Je reviens d’un court séjour à Berlin. Mes pas ont buté sur
les stolpersteine de l’artiste Günther Demnig. Ces stolpersteine, sorte de mémorial
contre l’oubli de 10cmx10cm sont érigés modestement, encastrés à même le
trottoir, face au dernier domicile connu des victimes de la déportation : juifs,
tsiganes, homosexuels, opposants politiques et religieux, handicapés… Ces pierres
sont recouvertes d’une plaque de laiton comportant le nom, l’année de naissance
et une indication sur le lieu de la disparition des victimes. Ces trébuche-mémoire,
mieux que toute cérémonie commémorative, donnent par leur présence la dimension
de l’atrocité de ces crimes.
Il me fallait agir, transcrire au plus vite cette émotion (j’étais
là pour 48h), lui donner corps ; je devais toute affaire cessante en
rendre compte, matérialiser ces
trébuche-mémoire, instantanés d’émotion. Je voulais pouvoir, à mon retour en
France, autrement que par le biais de la photo -trop froid- partager
l’indicible de ces petits pavés de laiton, de 10 par 10, plantés
çà et là au milieu des pavés de Berlin. Je me suis alors procuré papier pour
gravure, mine de graphite et un peu de couleur (bronze) et ai réalisé, à même
le sol, à traits rapides, vingt deux estampages.
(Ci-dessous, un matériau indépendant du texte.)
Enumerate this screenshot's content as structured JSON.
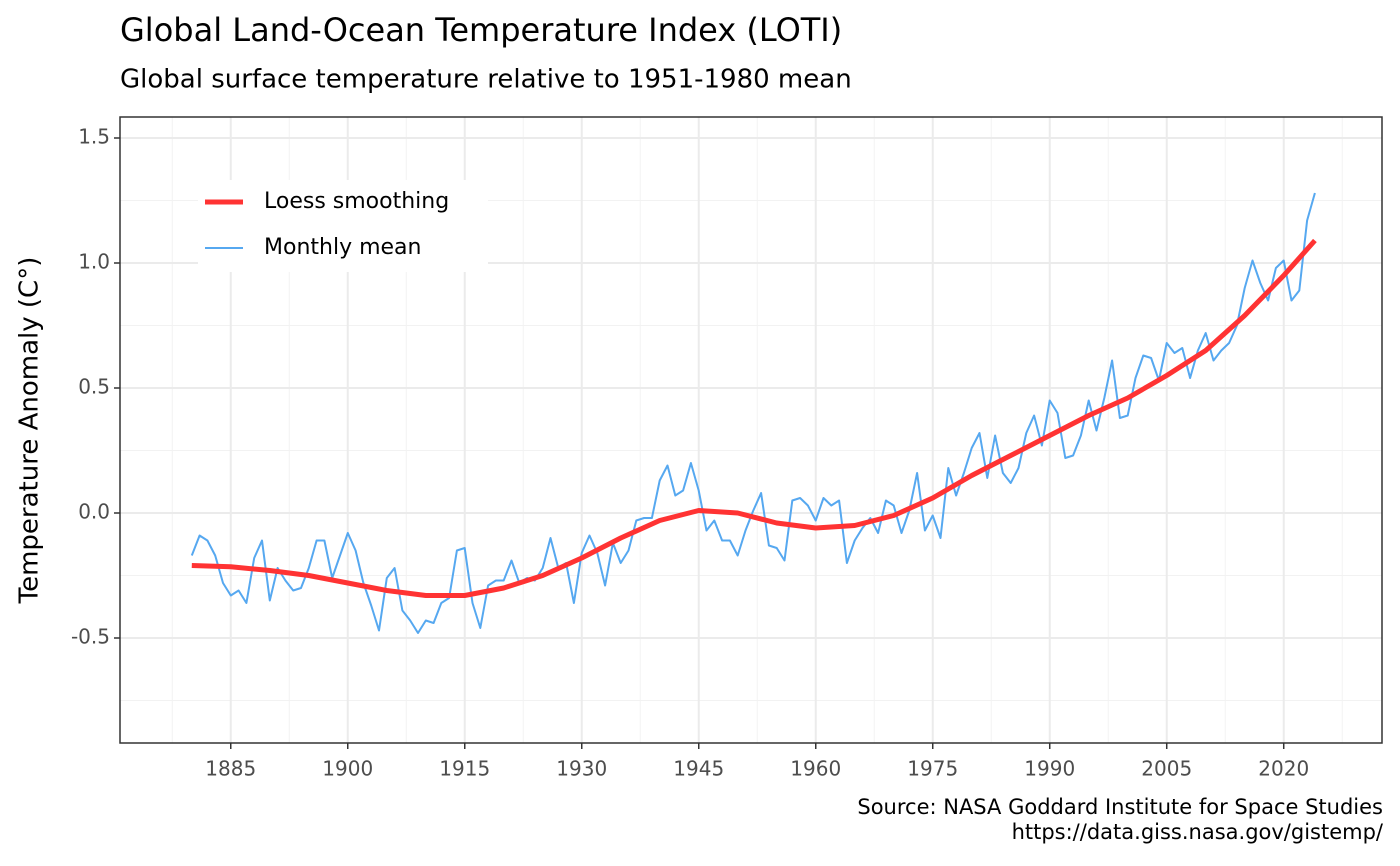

A mon retour, dans le silence de l’atelier, j’ai repris une
à une mes vingt deux planches, intervenant à la marge des carrés estampés sur
les trottoir de Berlin.
J’aimerais que ces estampages –échos du travail de mémoire
de Günther Demnig-, arrivés par ricochets à la surface de ma feuille, ricochent
à nouveau, dans une sorte de mise en abyme, et s’inscrivent dans un livre album qui
permettrait au lecteur qui n’aura pas forcément l’occasion de se rendre à
Berlin d’être à son tour interpellé.